5. **Update site docs release notes**: add a new `## vX.Y.Z (date)` entry at the top of `../swarmclaw-site/content/docs/release-notes.md` with `### Highlights` and `### Upgrade Guidance` subsections.
6. **Register new API routes in CLI**: if new API routes were added, add them to the CLI manifest in `src/cli/index.js` (and `src/cli/spec.js` if applicable) so the route-coverage test passes.
7. **Smoke-test the desktop app**: `npm run electron:build` on the maintainer's OS, launch the packaged artifact, and verify a live agent chat works before tagging.

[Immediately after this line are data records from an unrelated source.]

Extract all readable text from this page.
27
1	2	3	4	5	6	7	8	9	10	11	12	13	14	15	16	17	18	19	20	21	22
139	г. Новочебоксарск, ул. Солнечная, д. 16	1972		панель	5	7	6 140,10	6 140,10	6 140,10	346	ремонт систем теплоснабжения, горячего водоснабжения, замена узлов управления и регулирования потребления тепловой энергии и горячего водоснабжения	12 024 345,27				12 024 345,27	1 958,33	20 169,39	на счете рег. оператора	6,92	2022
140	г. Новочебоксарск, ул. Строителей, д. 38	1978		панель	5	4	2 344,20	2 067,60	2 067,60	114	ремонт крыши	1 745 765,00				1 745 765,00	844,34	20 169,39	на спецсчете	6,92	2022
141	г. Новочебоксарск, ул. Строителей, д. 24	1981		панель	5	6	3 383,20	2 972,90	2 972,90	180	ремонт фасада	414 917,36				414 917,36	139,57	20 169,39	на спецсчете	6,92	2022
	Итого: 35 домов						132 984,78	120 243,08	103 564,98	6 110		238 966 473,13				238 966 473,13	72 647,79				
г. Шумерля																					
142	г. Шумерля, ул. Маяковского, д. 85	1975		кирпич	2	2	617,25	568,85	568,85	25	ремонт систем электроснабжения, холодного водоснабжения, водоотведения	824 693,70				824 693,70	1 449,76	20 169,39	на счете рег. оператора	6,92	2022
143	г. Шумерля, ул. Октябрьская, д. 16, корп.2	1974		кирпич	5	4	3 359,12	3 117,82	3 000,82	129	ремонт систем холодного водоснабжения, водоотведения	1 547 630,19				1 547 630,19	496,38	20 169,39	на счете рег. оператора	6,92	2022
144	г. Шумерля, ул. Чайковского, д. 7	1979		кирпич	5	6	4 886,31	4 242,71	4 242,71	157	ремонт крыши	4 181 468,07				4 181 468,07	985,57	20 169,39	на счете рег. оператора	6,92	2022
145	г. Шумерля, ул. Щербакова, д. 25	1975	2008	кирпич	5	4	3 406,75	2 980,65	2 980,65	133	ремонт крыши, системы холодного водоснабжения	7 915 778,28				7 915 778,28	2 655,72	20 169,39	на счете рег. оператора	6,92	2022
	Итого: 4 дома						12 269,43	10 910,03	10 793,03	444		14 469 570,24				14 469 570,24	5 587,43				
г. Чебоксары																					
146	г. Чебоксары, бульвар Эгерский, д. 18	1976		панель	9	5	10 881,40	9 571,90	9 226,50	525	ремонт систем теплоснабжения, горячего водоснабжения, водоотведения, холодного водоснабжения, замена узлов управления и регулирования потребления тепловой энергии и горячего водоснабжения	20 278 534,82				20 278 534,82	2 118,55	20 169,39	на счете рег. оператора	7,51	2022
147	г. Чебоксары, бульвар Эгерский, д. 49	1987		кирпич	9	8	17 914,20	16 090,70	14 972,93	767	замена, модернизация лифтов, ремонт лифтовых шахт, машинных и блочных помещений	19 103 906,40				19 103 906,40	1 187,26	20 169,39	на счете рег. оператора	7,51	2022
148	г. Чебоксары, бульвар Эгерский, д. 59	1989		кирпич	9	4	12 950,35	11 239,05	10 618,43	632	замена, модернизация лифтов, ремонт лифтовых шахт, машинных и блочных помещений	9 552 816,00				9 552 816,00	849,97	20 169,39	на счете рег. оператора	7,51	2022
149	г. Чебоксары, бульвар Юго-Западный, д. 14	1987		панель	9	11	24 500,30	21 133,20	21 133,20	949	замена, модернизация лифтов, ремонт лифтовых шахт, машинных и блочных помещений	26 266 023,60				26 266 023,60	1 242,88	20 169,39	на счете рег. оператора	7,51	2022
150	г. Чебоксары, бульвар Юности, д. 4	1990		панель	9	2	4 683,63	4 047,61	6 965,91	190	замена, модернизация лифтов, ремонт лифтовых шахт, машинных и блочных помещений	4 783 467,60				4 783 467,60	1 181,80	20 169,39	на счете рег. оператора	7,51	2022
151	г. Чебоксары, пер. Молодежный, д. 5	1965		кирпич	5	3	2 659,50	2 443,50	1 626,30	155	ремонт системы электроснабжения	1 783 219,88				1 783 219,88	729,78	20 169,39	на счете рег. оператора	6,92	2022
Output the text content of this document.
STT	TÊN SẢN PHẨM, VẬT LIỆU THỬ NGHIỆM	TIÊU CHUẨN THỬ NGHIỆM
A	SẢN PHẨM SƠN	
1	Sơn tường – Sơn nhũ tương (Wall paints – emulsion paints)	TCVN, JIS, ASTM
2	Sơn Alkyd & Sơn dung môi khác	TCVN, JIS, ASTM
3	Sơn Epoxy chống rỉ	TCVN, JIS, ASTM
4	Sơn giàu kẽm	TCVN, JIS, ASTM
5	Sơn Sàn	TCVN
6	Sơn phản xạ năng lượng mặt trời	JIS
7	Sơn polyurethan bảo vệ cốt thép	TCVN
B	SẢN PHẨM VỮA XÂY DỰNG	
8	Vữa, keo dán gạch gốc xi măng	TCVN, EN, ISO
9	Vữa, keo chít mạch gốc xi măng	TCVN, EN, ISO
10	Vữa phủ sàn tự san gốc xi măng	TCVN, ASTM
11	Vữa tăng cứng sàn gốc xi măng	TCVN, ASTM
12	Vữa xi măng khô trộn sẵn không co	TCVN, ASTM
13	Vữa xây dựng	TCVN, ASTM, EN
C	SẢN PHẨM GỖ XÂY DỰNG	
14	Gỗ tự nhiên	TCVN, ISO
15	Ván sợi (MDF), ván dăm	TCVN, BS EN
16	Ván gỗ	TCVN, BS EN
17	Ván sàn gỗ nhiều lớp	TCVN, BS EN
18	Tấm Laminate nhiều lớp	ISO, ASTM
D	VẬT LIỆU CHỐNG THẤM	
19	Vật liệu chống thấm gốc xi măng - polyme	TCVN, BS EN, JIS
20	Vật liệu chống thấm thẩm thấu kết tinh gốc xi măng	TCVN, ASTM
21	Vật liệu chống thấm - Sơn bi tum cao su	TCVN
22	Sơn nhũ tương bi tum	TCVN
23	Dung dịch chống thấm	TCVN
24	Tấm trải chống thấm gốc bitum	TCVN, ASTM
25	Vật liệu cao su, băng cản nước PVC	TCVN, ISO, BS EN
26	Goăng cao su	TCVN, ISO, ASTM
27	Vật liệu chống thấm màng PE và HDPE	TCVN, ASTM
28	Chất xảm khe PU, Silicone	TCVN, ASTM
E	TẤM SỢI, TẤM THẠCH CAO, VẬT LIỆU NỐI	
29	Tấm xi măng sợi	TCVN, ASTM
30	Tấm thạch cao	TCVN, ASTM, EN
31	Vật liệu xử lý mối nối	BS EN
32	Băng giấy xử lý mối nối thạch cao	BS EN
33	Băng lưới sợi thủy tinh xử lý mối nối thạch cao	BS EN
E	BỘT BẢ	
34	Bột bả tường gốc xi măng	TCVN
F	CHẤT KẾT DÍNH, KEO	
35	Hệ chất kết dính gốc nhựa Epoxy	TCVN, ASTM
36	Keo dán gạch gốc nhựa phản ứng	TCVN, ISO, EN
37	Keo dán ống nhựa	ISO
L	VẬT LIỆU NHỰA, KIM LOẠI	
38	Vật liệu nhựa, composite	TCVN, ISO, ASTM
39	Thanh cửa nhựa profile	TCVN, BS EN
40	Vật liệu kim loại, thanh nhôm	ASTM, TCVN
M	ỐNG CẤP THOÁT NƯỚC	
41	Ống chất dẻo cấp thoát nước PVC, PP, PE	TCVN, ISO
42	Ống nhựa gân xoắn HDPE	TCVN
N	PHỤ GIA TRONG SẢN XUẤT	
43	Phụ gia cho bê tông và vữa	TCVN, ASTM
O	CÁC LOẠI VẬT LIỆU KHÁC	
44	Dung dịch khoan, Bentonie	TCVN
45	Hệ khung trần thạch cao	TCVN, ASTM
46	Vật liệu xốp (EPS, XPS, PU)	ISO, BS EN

8. **Run CI validation** (all must pass):
- `npm run lint:baseline` — lint gate
- `NODE_ENV=production npm run build:ci` — production build
- `npm run test:cli` — CLI tests
- `npm run test:openclaw` — OpenClaw tests
9. **Commit**: stage all changes and commit with a release message (e.g., `Release v1.1.6`). Do not push until the user confirms.
### Extensions, Not Plugins
**The codebase has fully migrated from "plugins" to "extensions."** Use `extensions` in all new code — variable names, function signatures, interfaces, UI copy.
- **Type names:** `Extension`, `ExtensionHooks`, `ExtensionMeta` (not `Plugin`, `PluginHooks`)
- **Server module:** `src/lib/server/extensions.ts` (not `plugins.ts` — deleted)
- **Storage directory:** `data/extensions/` (not `data/plugins/`)
- **Session field:** `session.extensions` (not `session.plugins`)
Legacy `data/plugins/` files are auto-migrated to `data/extensions/` on first access. Deprecated aliases exist for backward compatibility but must not be used in new code.